Background: The inducible production of antimicrobial peptides is a major immune response in Drosophila. The genes encoding these peptides are activated by NF-kappaB transcription factors that are controlled by two independent signaling cascades: the Toll pathway that regulates the NF-kappaB homologs, Dorsal and DIF; and the IMD pathway that regulates the compound NF-kappaB-like protein, Relish. Although numerous components of each pathway that are required to induce antimicrobial gene expression have been identified, less is known about the mechanisms that either repress antimicrobial genes in the absence of infection or that downregulate these genes after infection.

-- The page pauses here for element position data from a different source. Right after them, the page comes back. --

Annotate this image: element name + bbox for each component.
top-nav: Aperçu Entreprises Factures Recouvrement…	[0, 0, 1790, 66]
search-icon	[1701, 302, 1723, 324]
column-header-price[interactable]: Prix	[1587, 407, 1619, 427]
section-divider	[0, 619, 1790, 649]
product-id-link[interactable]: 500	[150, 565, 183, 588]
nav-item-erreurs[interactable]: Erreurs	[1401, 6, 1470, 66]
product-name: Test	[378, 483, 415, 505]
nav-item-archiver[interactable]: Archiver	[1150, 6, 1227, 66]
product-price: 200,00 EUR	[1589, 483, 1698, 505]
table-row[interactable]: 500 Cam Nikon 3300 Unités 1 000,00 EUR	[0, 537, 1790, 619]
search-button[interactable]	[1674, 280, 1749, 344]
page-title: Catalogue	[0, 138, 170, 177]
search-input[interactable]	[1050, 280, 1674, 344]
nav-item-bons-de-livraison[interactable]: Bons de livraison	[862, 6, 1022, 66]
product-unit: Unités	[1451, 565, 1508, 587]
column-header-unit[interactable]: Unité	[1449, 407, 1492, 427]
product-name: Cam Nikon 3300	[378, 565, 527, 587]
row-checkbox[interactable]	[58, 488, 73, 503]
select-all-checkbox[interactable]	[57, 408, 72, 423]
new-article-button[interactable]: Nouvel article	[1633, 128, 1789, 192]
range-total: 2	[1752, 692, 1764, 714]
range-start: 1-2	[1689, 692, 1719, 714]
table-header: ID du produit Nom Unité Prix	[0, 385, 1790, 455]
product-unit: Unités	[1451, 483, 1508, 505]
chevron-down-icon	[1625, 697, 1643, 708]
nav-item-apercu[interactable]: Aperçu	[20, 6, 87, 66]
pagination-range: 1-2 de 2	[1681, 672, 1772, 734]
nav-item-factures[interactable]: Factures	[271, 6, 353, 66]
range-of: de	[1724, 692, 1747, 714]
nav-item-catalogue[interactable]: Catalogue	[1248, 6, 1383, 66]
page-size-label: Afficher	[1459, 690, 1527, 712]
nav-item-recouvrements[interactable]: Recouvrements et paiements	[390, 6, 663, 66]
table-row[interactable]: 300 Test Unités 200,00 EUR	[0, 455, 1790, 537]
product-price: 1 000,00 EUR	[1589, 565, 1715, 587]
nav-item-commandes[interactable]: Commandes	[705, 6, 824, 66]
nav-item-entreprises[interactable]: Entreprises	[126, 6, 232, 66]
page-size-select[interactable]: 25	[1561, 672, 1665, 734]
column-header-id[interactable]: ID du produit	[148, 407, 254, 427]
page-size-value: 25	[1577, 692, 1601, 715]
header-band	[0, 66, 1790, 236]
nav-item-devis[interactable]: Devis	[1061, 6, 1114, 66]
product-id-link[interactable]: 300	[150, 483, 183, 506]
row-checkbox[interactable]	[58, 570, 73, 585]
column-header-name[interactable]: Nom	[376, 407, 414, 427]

Results: In a screen for factors that negatively regulate the IMD pathway, we isolated two partial loss-of-function mutations in the SkpA gene that constitutively induce the antibacterial peptide gene, Diptericin, a target of the IMD pathway. These mutations do not affect the systemic expression of the antifungal peptide gene, Drosomycin, a target of the Toll pathway. SkpA encodes a homolog of the yeast and human Skp1 proteins. Skp1 proteins function as subunits of SCF-E3 ubiquitin ligases that target substrates to the 26S proteasome, and mutations affecting either the Drosophila SCF components, Slimb and dCullin1, or the proteasome also induce Diptericin expression. In cultured cells, inhibition of SkpA and Slimb via RNAi increases levels of both the full-length Relish protein and the processed Rel-homology domain.
Conclusions: In contrast to other NF-kappaB activation pathways, the Drosophila IMD pathway is repressed by the ubiquitin-proteasome system. A possible target of this proteolytic activity is the Relish transcription factor, suggesting a mechanism for NF-kappaB downregulation in Drosophila.